- Genres: Folk rock
- Label: Daddy records
- Members: Kenny Smith Michael MacMillan Kenny Lyall Paul 'Pel' Elliott Glyn Evans
- Website: http://www.torridonlive.com/

= Torridon (band) =

Scottish folk rock band

Torridon are a Scottish folk rock band from Ross-shire formed in 2005. The band have played throughout Europe and released their first album, Break The Chains, in 2019.

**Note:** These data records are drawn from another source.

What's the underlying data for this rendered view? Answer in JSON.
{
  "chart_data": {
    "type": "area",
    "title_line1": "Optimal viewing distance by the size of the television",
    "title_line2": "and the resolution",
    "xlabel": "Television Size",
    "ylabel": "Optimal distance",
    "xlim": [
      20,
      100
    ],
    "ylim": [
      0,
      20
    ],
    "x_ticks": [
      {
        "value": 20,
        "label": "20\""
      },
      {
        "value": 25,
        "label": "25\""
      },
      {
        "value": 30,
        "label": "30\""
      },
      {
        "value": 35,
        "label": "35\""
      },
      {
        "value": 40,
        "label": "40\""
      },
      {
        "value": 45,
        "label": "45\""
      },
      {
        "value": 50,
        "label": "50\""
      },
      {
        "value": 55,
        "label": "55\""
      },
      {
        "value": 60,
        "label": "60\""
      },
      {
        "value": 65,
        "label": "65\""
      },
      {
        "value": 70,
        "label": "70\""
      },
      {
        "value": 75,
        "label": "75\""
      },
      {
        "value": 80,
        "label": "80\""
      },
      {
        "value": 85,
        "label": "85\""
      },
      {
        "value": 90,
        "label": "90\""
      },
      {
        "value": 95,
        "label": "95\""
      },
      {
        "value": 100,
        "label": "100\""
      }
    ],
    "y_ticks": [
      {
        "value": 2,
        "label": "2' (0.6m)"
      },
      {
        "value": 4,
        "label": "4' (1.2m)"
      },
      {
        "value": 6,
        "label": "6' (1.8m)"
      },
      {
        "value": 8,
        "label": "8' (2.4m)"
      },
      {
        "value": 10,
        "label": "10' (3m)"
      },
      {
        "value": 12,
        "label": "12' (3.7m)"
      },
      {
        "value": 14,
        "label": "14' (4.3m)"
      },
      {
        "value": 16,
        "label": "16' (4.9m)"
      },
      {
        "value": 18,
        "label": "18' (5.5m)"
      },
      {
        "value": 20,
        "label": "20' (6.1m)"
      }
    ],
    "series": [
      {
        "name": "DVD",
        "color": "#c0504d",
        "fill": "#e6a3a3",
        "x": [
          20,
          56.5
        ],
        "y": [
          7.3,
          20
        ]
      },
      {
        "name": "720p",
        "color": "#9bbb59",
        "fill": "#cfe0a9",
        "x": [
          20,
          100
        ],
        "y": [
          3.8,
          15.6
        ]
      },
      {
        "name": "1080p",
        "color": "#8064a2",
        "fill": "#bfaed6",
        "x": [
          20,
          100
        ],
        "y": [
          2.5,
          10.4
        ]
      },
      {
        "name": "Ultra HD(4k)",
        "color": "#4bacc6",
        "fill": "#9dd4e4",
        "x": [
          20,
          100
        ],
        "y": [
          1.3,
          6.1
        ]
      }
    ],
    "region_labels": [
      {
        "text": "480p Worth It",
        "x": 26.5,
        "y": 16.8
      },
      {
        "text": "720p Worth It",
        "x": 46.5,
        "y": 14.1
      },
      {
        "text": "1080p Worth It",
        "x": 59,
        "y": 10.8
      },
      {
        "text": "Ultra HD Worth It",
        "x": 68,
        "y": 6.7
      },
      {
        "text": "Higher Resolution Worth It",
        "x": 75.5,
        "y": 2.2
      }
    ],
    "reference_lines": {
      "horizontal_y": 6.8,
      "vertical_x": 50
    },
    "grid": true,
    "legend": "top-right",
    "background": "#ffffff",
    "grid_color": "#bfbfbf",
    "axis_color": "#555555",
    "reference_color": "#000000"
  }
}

Songs are jointly written by backing vocalist, and founding member Kenny Smith, and lead vocalist Michael MacMillan.

== History ==

=== Formation ===
Torridon were founded in 2005 by Kenny Smith, the backing vocalist and co-writer who is supported by lead vocalist and co-writer Michael MacMillan.

=== Live performances ===
Torridon have played in Loopallu, Belladrum, Killin, Tiree, Killin, Bute and Mull festivals, at The Ironworks in Inverness, The Lemon Tree in Aberdeen and at Glasgow’s O2 Academy. Outside Scotland, they have played in Ukraine, France, and Italy.

=== Discography ===

==== Break The Chains (2019) ====
Fourteen years after forming, Torridon released their debut album Break The Chains on 20 September 2019. The album deals with themes of mental health and suicide, referring to the lived experiences of band members.

Tracks include Lighthouse, Sweet 16, Highland Girl, Here We Go Again, Drinking Away and No Bills To Pay.

== Musical style ==
They are well known for their energetic live performances and use of bagpipes. Their style was described by as being at the "rock/pop end of the folk-rock spectrum" by Paul Mansfield writing in The Living Tradition, Mansfield also compared their style to that of Runrig, The Saw Doctors, Deacon Blue, and Big Country.